Investors who are planning to invest in municipal bonds need to do their homework; if not, they may unknowingly give their first year’s worth of income to their broker. A June 7 article by the Wall Street Journal sheds a spotlight on the murky world of today’s municipal bond market – and what investors can and should do to minimize their risks and maximize their net returns.
As the article points out, “yields on the highest-quality, widely traded munis, triple-A-rated, 10-year “general obligation” bonds have risen by 0.45 percentage point since May 1. And while U.S. Treasury yields also have risen recently, muni yields have truly skyrocketed.”
But before jumping on the municipal bond bandwagon, investors should proceed with caution, industry experts say. Unlike what happens with stocks, you don’t pay a commission when buying a municipal bond. Rather, you pay a “markup,” which is the difference between a broker’s cost and the price an investor pays.

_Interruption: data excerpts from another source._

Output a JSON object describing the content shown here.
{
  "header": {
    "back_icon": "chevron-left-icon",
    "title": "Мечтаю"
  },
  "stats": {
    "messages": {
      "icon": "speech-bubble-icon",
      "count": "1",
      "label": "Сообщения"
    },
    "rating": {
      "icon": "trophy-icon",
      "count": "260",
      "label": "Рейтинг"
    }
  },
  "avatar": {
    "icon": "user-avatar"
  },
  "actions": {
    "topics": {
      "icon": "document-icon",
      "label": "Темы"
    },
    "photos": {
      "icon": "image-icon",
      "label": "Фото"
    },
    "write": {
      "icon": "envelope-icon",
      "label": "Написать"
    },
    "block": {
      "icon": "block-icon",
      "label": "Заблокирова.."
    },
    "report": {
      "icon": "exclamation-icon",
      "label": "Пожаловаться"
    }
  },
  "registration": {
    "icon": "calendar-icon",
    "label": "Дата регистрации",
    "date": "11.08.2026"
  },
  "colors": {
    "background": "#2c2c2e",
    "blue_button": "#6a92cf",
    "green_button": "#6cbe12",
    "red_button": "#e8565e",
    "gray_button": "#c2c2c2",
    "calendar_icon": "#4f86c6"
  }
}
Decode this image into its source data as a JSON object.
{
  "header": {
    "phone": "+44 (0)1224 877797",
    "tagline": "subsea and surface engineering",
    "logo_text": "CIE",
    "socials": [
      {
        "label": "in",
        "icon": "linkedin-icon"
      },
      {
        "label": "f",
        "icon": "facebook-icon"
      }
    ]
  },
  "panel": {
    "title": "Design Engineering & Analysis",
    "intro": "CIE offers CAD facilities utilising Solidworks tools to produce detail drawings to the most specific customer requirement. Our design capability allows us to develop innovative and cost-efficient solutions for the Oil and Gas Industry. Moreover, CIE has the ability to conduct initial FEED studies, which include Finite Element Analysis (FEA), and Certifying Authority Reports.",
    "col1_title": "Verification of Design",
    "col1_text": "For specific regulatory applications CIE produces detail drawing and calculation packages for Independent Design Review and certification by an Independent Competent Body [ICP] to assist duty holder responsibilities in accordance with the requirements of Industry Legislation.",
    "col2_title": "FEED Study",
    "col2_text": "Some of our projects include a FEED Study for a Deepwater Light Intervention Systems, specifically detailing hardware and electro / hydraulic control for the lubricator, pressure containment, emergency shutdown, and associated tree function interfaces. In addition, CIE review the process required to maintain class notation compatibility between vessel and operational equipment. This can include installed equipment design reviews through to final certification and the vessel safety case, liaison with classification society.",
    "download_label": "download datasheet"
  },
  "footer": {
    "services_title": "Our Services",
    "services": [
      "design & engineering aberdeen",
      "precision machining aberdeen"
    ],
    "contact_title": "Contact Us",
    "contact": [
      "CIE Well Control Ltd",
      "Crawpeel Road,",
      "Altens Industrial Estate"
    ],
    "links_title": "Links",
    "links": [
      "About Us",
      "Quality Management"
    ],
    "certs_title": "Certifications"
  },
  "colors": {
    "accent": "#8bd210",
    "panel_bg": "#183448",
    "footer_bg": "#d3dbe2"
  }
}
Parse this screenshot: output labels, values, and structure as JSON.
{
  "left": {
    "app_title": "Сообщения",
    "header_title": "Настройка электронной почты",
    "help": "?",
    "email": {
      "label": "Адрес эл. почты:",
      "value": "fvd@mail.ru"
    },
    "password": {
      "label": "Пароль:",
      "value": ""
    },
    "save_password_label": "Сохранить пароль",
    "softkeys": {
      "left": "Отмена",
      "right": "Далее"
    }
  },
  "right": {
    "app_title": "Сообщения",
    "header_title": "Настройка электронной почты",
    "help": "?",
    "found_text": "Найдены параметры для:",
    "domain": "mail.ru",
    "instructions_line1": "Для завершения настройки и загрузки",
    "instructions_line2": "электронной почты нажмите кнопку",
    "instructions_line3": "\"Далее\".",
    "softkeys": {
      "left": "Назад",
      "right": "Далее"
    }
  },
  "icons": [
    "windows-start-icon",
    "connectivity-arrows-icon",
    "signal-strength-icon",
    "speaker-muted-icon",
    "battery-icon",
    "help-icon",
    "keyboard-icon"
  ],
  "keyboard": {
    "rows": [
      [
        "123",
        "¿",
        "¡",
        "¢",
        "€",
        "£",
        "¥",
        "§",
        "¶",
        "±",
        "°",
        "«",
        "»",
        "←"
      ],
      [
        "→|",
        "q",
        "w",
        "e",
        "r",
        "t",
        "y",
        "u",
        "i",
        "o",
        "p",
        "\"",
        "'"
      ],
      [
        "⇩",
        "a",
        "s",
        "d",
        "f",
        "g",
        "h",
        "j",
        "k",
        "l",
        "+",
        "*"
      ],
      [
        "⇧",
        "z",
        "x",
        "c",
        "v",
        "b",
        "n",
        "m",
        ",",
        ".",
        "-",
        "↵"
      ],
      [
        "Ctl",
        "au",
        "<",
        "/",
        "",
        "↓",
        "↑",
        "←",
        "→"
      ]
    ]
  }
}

The markups themselves can be astronomical. And, unfortunately, most brokers don’t disclose their markup. Regulators and market analysts agree that many retail investors have no idea how much they’re getting charged on muni trades.
Securities Litigation and Consulting Group, a research firm in Fairfax, Va., recently analyzed nearly 14 million trades of long-term, fixed-rate munis over a period between 2005 and April 2013. (You can review the SLCG report here.)
The study found that on one out of 20 trades, people who bought $250,000 or less in municipal bonds paid a markup of at least 3.04%, or approximately a full year’s worth of interest income at today’s rates. By comparison, you will pay less than $10 in commission to buy a stock at most online brokers, or 0.004% on a $250,000 purchase; a typical mutual fund charges management fees of about 1% a year.
SLCG founder Craig McCann estimates that investors paid at least $10 billion in what he considers excessive markups since 2005. That is at least twice the normal cost to trade a given bond.
“That’s more than a billion dollars a year needlessly transferred from investors to dealers’ pockets,” McCann said in the Wall Street Journal story.